How to figure out ideal AFR's:
Lets make a hypothetical to work with, stock celled map in open loop / bike only running K&N air filter for mods. (this is your setup correct?)
1.) Now lets work with front cylinder first and shoot for a steady target 13.5-1 AFR in the open loop cells to begin with. Datalog 3rd gear pull on predetermined stretch of road (pick a landmark to start from and start there every time) now hold a steady WOT 2K to rev limit from that start point. Come back and edit cells off of that datalog and repeat the procedure until your datalog is rock steady to the 13.5 AFR for the front.
2.) Time to switch the wide band to the rear and do the same exact steps for a steady 13.5 AFR rear. All good now? Time to go to that same stretch of road you've been using so we can tune for ideal AFR.
3.) With that map hitting our predetermined target AFR of 13.5 front and rear, make 4 or 5 maps adding 1% to 2% more fuel than the last across open loop cells.
4.) Datalog 3rd gear pull on predetermined stretch of road (pick a landmark to start from and start there every time) now hold a steady WOT 2K to rev limit from that start point. do it 5 times same exact pull and same landmark.

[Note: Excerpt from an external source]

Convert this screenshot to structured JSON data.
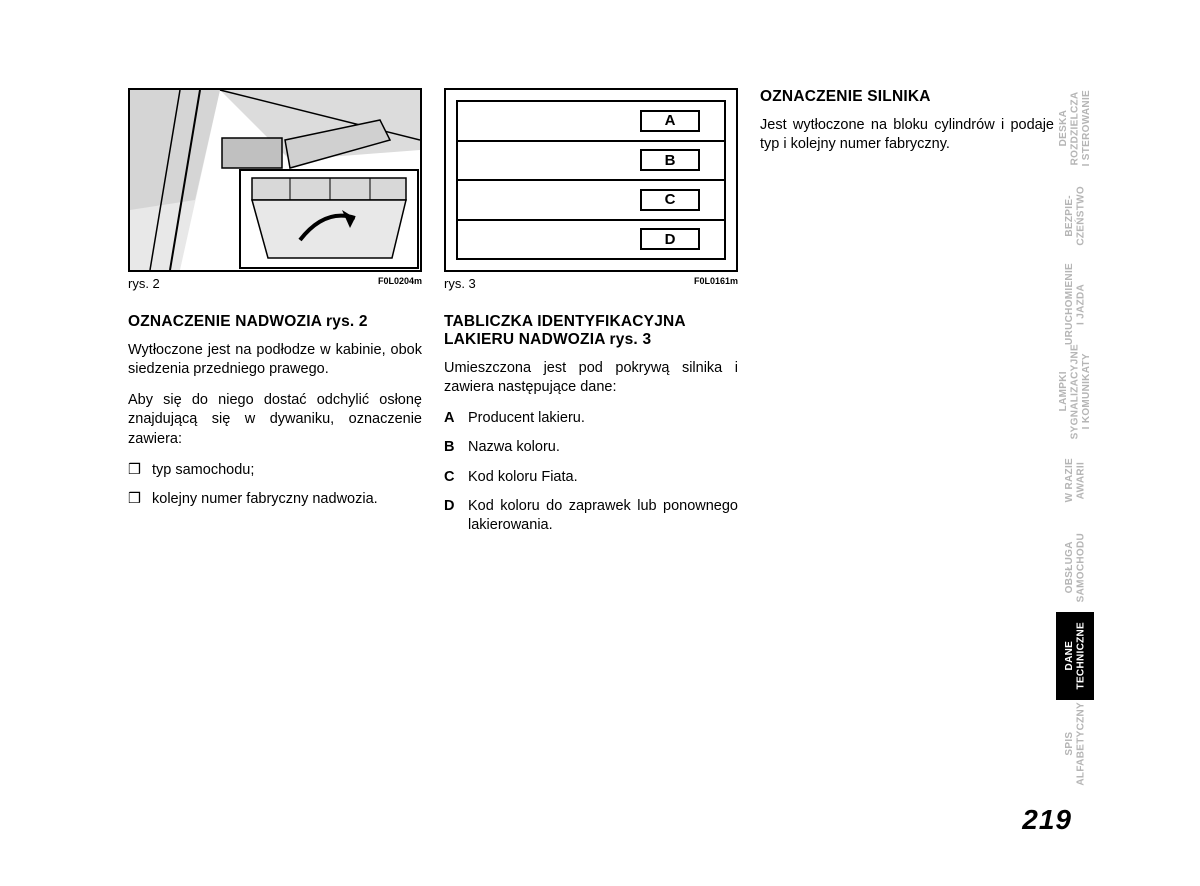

Overlay data and pull the average
5.) Do the same procedure as step 4 with each map created in step 3.
6.) Overlay averages with time from 2K to rev limit, shortest time it takes wins.

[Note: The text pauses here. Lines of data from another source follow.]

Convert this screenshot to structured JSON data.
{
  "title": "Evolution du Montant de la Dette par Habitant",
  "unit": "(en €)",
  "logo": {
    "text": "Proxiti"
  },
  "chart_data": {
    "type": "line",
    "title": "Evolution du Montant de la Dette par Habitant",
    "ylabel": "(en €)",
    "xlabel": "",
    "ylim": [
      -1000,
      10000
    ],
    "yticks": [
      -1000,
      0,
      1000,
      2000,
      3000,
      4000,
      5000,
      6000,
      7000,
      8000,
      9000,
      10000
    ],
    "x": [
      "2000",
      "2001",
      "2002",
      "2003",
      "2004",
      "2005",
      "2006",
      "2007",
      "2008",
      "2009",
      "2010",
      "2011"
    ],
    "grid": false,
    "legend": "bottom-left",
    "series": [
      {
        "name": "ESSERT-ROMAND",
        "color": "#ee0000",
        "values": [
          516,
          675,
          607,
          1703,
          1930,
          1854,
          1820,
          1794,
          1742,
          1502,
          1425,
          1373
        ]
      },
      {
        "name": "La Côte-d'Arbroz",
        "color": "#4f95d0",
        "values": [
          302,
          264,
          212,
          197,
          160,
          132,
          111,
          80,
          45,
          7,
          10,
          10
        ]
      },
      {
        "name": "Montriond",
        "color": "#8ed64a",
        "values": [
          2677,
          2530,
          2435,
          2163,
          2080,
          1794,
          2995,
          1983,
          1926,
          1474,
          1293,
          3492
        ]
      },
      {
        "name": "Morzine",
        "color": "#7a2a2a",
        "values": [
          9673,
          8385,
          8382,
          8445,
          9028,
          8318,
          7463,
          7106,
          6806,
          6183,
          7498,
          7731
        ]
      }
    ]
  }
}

At this point is where I'd call it good but keep in mind you "could" make more power with a different AFR from front to rear. Lets say your richest map has a value of 12.8 AFR and your shortest time on data overlay (step 6) was a 13.1 AFR. You would do steps 3 - 6 again only pulling or adding fuel one cylinder at a time. This would be like splitting hairs on a 90hp engine and VERY time consuming, not worth it IMO
This also doesn't take into account timing adjustments.